= Kenneth Low =

Chinese-Fijian businessman and political leader

Kenneth Mang-Kwong Low (刘孟光) is a Chinese-Fijian businessman and political leader. He unsuccessfully contested the parliamentary election of 1999 as a candidate for the General Voters Party (GVP) for the Western Central (General Electors) Communal Constituency. He also lost the Fiji national elections in 2001 for the Suva City (General Electors) Communal Constituency, where he was the candidate of the Soqosoqo Duavata ni Lewenivanua (SDL), but was appointed to the Senate as one of nine nominees of the Fijian Prime Minister, and became Vice-President of the Senate on 28 February 2005, the first Chinese-Fijian to do so, following the appointment of the previous Vice-President, Dr Ahmed Ali to a Government Cabinet position.

==Family background==
According to Low, he was born in Chongqing, China at the end of World War II and came to Fiji at the age of 10. He is a third generation Sino-Fijian with his grandfather Low Fong arriving in Fiji in 1908. Low's father Low Kum-Tim, came with his family to Fiji from Hong Kong in 1955 as a school teacher in the Lautoka Chinese School. In Hong Kong, Low Kum-Tim and his two partners, Chiang Yu-Loong and Ma Kok-Yu operated the "Green Sea Farm" for 5 years after leaving mainland China. The farm had received government awards for being the best and most progressive chicken farm, and Low Kum-Tim had published 3 books on "Diseases of Chicken and the cure" during this time from experience in raising chicken commercially.

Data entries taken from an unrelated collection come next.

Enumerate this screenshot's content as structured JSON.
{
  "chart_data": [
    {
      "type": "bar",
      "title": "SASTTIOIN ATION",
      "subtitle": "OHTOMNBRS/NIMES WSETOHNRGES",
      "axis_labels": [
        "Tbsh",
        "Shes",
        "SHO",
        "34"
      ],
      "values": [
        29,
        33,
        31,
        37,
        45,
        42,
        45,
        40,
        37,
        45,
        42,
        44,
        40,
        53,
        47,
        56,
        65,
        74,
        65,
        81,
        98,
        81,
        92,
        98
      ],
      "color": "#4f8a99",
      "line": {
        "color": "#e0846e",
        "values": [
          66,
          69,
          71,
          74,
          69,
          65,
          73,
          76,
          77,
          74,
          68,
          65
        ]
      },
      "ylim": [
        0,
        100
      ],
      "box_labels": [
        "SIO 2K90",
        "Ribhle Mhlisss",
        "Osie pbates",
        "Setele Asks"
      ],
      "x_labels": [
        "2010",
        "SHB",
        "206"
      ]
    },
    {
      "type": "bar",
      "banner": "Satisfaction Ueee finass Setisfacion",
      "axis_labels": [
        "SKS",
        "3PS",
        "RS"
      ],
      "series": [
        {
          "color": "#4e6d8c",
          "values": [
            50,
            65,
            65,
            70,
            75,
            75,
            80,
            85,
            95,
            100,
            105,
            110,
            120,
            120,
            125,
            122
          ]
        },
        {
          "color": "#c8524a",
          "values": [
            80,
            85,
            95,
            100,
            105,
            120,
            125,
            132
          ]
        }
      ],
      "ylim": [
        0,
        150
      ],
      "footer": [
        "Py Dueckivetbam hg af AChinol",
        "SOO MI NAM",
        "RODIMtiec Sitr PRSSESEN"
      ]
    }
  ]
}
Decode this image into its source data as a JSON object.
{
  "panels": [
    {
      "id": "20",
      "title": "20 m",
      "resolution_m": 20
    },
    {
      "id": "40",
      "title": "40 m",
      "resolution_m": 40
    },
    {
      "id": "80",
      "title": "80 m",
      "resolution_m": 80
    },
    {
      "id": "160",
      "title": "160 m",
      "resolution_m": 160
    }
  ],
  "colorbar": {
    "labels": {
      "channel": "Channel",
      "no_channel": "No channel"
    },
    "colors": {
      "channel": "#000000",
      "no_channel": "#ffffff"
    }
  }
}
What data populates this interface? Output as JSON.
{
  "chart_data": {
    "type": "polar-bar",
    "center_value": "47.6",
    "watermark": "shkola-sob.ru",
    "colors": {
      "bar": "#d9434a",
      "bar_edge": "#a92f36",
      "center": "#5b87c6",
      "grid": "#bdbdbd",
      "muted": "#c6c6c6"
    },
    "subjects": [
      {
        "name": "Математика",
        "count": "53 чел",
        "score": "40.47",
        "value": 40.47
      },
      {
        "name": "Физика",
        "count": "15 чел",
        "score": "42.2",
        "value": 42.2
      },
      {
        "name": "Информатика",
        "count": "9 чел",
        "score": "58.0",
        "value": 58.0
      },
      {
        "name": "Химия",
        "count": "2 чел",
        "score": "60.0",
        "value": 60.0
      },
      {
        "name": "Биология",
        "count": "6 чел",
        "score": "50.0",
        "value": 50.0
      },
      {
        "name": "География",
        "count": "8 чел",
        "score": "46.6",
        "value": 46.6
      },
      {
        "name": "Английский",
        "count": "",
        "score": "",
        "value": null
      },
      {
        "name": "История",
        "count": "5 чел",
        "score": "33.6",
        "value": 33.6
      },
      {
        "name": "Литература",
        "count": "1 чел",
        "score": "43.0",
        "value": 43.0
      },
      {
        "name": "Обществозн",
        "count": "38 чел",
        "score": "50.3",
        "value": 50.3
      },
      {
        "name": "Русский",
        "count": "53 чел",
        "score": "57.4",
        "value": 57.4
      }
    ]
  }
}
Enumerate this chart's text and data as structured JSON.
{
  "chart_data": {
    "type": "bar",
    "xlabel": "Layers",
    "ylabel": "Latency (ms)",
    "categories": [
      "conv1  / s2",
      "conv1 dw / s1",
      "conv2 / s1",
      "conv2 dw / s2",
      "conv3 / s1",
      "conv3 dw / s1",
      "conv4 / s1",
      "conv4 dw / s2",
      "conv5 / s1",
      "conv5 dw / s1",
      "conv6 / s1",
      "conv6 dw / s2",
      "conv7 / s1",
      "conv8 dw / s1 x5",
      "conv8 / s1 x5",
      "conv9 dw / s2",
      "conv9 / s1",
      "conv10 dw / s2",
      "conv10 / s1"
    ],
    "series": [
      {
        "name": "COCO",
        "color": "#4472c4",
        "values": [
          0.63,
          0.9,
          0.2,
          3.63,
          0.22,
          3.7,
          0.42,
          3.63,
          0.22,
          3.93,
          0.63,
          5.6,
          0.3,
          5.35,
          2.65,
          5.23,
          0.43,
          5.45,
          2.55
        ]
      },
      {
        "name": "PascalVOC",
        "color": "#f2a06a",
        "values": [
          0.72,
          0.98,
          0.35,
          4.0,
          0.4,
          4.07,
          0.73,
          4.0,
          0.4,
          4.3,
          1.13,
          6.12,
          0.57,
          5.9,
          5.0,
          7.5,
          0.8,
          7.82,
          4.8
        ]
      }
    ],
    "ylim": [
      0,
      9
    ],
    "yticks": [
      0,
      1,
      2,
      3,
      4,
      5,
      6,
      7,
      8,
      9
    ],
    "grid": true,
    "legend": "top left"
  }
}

Low Kum-Tim was an artist in traditional chinese painting of the Chinese grand master Qi BaiShi school, and had held many exhibitions in the Fiji Arts Club in the 1960s together with Sec-Poy Fong, managing director of On Wah Chang, Suva. In June 1966, Low's parents and brothers migrated to the United States and lived in New York City. Low Kum-Tim continued his passion for painting in NYC and had held several exhibitions in New York and Philadelphia. He died in 1993 after battling Parkinson's disease for almost 20 years.

==Education==
In 1966, Low left Fiji to study architecture at the University of New South Wales. After graduating in 1970, he remained in Sydney and commenced private practice in architecture from 1974. He was also a registered Gold Licensed Builder in N.S.W. from 1978. Low taught Architecture and Construction at the Sydney College of Technical and Further Education from 1976–1978. Whilst teaching, he also completed his Diploma in Education in 1978.

Low returned to Fiji in 1983 and set up his private practice in architecture and construction until the 1987 coup. He then returned to Sydney and undertook construction contracts. But in 1991, Low again returned to Fiji, to practise architecture and also as a property developer and investor.

Low, who is the founder (1994) and President of the All Chinese Business Association of Fiji, worked to promote trade directly between Fiji and China.

==Senatorial service==
During his time as Senator, Low supported indigenous Fijian dominance. He also joined much of the Fiji-born Chinese community in calling for a crackdown on illegal immigration (mainly from mainland China) which he said was detrimental to the local-born Chinese and the Chinese reputation as a whole. He alleged in the Senate on 8 November 2005 that corrupt immigration officials in Fiji were granting Fijian citizenship and visas to illegal Chinese immigrants, for financial and sexual favours, and called for a full inquiry into what was going on.

==Career after politics==
Low retired from the Senate in June 2006 and did not participate in the 2006 national elections.

Low is now actively promoting and fostering better relationships between Fiji and China. Today, Low remains the Chairman of Board of Directors, and is the current Manager of the Lautoka Chinese School. In 2003–2004, Low increased the number of classrooms and upgraded the school hall.